As per the available data, by end of December 2016, the AUM of India’s asset management companies (AMCs) witnessed an average growth of 30%, leading to an increase of Rs. 3.71 trillion to the existing mutual fund portfolio. The key reasons for this growth include increased investor interest in ETFs, steady growth of monthly investments in mutual fund schemes and surge in the number of investor accounts. In fact, data from AMFI (Association of Mutual Funds in India) shows that from December 2015 to September 2016, an estimated 4.7 million new mutual fund investment accounts were opened in India.

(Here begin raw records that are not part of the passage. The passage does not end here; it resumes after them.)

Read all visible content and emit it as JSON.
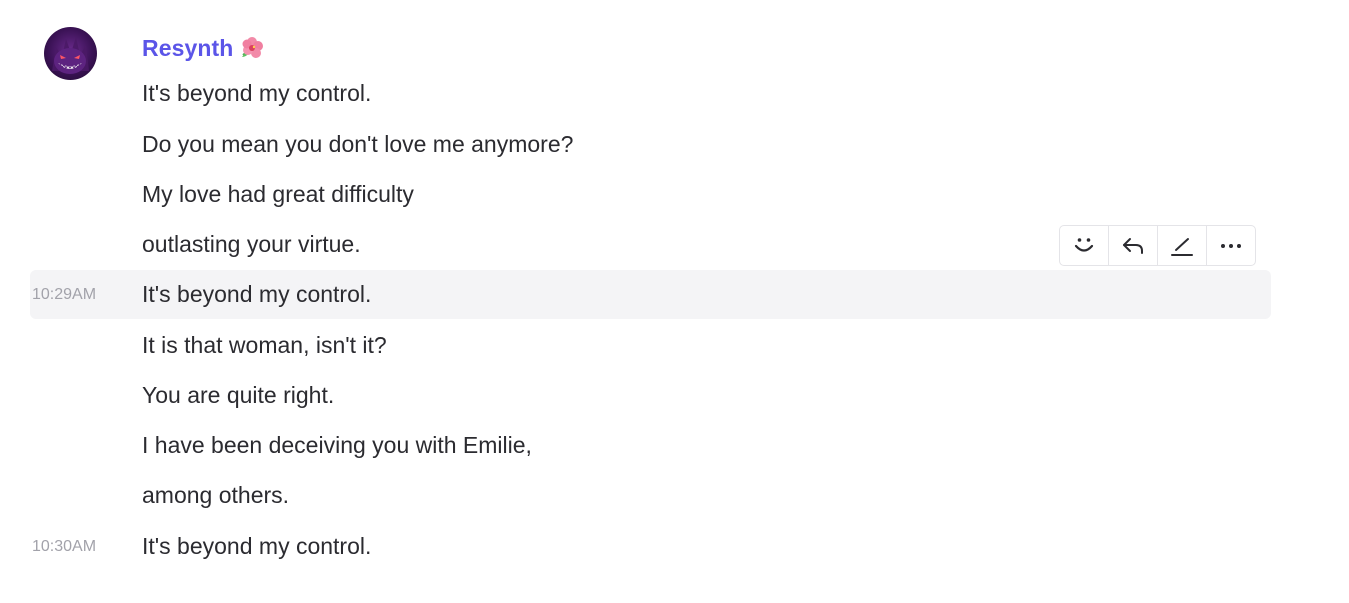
{
  "author": {
    "name": "Resynth",
    "badge_icon": "hibiscus-icon",
    "name_color": "#5b55e8"
  },
  "messages": [
    {
      "time": "",
      "text": "It's beyond my control."
    },
    {
      "time": "",
      "text": "Do you mean you don't love me anymore?"
    },
    {
      "time": "",
      "text": "My love had great difficulty"
    },
    {
      "time": "",
      "text": "outlasting your virtue."
    },
    {
      "time": "10:29AM",
      "text": "It's beyond my control."
    },
    {
      "time": "",
      "text": "It is that woman, isn't it?"
    },
    {
      "time": "",
      "text": "You are quite right."
    },
    {
      "time": "",
      "text": "I have been deceiving you with Emilie,"
    },
    {
      "time": "",
      "text": "among others."
    },
    {
      "time": "10:30AM",
      "text": "It's beyond my control."
    }
  ],
  "hovered_message_index": 4,
  "toolbar": {
    "buttons": [
      {
        "name": "add-reaction-button",
        "icon": "smiley-icon"
      },
      {
        "name": "reply-button",
        "icon": "reply-arrow-icon"
      },
      {
        "name": "edit-button",
        "icon": "pencil-icon"
      },
      {
        "name": "more-options-button",
        "icon": "ellipsis-icon"
      }
    ]
  }
}
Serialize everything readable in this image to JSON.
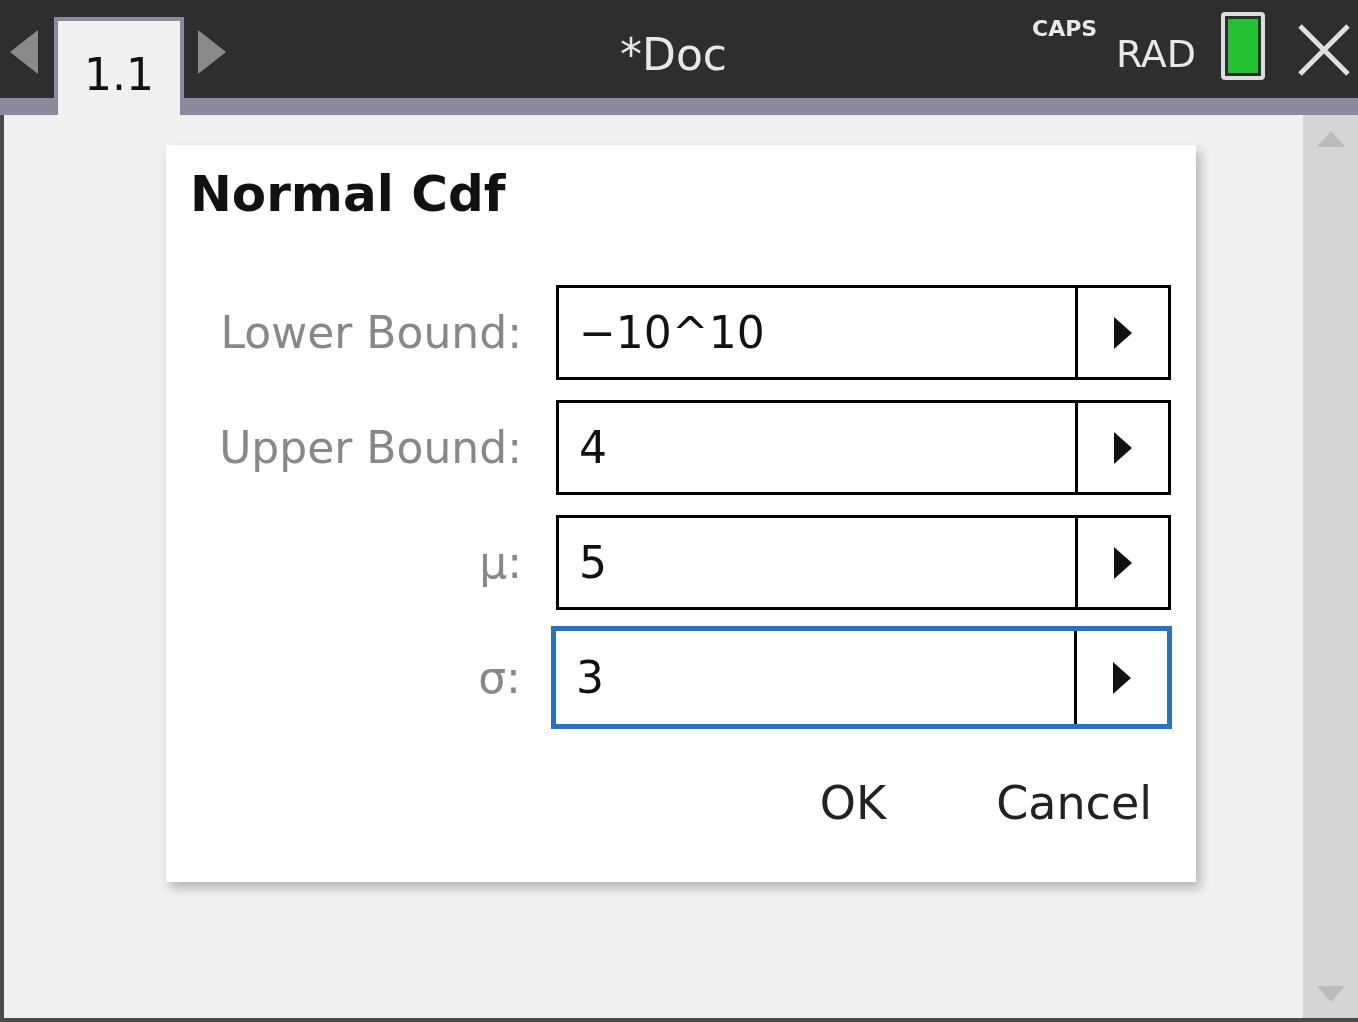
{
  "title_bar": {
    "tabs": [
      {
        "label": "1.1",
        "selected": true
      }
    ],
    "document_title": "*Doc",
    "caps": "CAPS",
    "angle_mode": "RAD"
  },
  "dialog": {
    "title": "Normal Cdf",
    "fields": [
      {
        "label": "Lower Bound:",
        "value": "−10^10",
        "focused": false
      },
      {
        "label": "Upper Bound:",
        "value": "4",
        "focused": false
      },
      {
        "label": "μ:",
        "value": "5",
        "focused": false
      },
      {
        "label": "σ:",
        "value": "3",
        "focused": true
      }
    ],
    "buttons": [
      "OK",
      "Cancel"
    ]
  }
}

In terms of preferred investment style, SIPs or systematic investment plans witnessed the greatest growth reaching Rs. 4000 crores a month as compared to the average Rs. 1800 to Rs. 2000 crores per month level recorded earlier. During the same period, an estimated 10% of the annual mutual fund investments occurred in ETFs and arbitrage funds. Going forward, ETF investments are expected to witness even further growth and play a key role in creasing the overall portfolio value of India’s AMCs.